Das kann sogar gesundheitliche Folgen haben, sagt ein Team um Forschende von der australischen Flinders Universität. Es hat die Daten von mehr als 70.000 Menschen analysiert, die einen Schlafsensor unter ihrer Matratze nutzten. Am Wochenende hatten die Testpersonen häufiger Atemaussetzer, wie sie bei der Schlafapnoe vorkommen, als unter der Woche.

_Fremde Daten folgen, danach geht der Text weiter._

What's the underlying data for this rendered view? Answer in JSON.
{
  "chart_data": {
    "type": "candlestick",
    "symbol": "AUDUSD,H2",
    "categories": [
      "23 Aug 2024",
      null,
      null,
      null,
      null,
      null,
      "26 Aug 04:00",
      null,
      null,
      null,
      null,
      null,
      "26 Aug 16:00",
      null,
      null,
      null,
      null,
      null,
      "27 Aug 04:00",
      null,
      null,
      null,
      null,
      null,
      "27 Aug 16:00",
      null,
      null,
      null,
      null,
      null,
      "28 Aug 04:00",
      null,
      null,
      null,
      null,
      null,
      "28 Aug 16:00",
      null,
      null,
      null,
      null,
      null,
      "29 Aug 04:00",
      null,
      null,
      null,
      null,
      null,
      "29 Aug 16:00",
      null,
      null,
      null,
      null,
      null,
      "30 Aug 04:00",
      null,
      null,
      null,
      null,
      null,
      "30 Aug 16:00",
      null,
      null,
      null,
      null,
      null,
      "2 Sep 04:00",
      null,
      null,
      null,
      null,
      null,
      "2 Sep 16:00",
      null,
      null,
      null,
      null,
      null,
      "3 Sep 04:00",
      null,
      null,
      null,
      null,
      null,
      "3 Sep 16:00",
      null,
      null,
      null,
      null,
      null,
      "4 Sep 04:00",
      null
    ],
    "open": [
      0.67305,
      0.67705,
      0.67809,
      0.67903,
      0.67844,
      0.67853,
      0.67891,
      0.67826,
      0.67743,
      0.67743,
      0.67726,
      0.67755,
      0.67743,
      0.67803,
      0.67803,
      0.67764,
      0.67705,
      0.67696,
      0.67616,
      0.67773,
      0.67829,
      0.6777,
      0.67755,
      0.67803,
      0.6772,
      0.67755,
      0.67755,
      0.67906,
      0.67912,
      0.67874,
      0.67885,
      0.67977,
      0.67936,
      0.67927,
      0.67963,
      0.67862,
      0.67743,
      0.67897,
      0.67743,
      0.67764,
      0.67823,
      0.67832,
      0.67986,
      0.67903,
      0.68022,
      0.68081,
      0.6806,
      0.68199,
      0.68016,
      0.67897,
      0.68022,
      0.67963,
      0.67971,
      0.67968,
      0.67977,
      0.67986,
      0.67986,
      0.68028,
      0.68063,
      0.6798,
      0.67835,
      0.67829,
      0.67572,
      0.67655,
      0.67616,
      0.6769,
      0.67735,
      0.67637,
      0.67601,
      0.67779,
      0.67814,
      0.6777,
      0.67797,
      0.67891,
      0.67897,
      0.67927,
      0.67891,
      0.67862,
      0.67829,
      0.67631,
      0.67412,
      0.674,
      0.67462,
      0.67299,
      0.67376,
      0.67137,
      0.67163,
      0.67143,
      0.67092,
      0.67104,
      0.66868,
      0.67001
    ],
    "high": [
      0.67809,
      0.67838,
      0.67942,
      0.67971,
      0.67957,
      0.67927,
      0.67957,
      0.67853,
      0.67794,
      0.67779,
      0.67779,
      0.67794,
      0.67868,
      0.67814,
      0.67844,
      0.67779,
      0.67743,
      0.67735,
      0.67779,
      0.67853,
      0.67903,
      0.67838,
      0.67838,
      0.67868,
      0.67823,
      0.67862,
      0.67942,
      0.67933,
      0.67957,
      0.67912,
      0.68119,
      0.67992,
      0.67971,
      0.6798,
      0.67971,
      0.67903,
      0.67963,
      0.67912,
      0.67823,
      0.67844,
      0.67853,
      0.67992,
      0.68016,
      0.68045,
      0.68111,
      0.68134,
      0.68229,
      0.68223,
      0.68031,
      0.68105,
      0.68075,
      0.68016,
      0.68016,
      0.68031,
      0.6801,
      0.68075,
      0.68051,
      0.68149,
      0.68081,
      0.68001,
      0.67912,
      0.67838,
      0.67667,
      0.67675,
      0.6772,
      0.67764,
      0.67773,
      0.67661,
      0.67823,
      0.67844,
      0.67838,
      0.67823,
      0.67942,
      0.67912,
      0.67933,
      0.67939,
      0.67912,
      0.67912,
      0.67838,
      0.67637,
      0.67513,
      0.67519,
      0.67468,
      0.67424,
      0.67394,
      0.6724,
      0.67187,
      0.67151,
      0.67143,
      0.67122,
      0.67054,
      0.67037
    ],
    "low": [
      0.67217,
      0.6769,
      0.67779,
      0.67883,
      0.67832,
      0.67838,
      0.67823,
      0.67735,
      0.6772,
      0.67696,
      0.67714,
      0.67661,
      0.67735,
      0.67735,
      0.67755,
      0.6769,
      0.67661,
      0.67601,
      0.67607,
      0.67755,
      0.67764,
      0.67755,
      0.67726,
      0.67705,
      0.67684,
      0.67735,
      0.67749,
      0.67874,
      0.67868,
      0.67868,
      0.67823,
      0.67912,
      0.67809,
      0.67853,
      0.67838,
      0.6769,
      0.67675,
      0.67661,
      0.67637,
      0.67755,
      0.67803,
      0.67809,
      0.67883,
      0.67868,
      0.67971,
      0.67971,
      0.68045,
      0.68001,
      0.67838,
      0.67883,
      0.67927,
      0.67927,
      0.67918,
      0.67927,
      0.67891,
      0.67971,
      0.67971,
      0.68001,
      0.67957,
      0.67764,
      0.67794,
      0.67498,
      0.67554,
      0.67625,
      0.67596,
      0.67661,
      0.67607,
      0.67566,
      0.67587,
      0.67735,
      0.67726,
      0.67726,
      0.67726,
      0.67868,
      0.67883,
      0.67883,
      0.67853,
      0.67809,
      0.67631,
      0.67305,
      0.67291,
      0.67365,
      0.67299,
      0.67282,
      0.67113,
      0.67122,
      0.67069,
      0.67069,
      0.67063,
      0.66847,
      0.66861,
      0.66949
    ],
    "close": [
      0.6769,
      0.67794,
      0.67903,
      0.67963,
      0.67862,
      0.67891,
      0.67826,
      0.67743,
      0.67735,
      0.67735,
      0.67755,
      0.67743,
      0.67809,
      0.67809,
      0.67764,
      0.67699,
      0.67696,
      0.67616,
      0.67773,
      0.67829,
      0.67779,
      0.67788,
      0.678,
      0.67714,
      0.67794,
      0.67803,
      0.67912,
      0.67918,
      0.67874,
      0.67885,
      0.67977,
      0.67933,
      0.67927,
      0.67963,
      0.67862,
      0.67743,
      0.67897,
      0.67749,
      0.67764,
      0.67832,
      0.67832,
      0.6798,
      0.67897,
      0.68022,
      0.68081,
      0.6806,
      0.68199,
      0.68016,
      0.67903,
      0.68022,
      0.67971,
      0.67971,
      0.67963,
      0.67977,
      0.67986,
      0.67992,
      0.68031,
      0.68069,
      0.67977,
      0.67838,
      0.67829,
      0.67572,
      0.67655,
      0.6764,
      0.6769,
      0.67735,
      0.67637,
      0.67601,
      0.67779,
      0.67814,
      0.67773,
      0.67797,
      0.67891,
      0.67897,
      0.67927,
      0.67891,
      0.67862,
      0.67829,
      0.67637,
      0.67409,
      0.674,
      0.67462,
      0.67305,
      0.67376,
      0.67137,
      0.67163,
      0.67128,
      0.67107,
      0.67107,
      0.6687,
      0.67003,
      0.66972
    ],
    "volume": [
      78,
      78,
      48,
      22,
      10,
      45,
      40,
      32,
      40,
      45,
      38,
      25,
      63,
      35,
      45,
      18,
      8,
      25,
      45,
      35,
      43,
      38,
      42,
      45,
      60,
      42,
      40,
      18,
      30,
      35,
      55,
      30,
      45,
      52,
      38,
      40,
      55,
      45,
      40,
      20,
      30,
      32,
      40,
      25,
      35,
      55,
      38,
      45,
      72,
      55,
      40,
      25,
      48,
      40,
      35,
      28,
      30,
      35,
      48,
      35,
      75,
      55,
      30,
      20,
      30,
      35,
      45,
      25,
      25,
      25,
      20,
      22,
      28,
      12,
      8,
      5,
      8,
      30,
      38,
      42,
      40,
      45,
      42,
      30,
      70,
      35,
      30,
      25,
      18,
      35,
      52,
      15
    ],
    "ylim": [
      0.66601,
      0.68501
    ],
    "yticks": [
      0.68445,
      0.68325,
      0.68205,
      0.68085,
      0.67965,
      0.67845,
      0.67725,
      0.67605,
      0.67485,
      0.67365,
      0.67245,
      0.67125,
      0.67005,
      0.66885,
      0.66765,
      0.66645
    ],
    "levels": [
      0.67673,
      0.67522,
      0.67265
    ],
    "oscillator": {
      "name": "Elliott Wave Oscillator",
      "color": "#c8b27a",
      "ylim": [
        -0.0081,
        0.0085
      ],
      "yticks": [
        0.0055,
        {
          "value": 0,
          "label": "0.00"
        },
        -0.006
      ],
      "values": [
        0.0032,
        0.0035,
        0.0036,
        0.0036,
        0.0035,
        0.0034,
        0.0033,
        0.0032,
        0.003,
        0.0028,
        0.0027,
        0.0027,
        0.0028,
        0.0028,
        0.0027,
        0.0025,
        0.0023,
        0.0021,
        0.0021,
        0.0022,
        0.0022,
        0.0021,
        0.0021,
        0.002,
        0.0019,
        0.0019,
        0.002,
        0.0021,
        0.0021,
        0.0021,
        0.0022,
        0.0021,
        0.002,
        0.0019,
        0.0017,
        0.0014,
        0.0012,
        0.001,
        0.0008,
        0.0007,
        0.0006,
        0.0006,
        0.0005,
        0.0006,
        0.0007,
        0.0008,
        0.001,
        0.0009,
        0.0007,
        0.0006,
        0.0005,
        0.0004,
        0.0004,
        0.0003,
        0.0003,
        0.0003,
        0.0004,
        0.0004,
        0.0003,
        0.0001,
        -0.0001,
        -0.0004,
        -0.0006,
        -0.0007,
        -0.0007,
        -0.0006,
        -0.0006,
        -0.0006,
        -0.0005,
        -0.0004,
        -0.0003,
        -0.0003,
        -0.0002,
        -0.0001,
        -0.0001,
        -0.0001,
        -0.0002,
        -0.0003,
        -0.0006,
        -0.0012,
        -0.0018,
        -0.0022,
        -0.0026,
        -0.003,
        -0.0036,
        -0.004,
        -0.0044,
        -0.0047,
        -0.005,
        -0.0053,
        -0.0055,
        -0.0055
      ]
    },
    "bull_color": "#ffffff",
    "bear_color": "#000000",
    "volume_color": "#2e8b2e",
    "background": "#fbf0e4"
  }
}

Alkohol und späte Bettgehzeiten ein Problem

Die Forschenden vermuten, dass vor allem späte Bettgehzeiten, Alkoholkonsum und unregelmäßige Schlafmuster das Risiko in die Höhe treiben. Sie nennen das deshalb auch "Soziale Schlafapnoe".

Bei einer Schlafapnoe verengen sich die Atemwege im Schlaf oder verschließen sich sogar. Deswegen kommt es zu Atemaussetzern und die Betroffenen werden kurzzeitig wach - ohne es zu merken.

Risiko fürs Herz erhöht

Die wichtige Tiefschlafphase ist ständig unterbrochen. Betroffene sind tagsüber müde und haben Schwierigkeiten, sich zu konzentrieren. Außerdem ist das Risiko für verschiedene Erkrankungen erhöht, zum Beispiel am Herzen.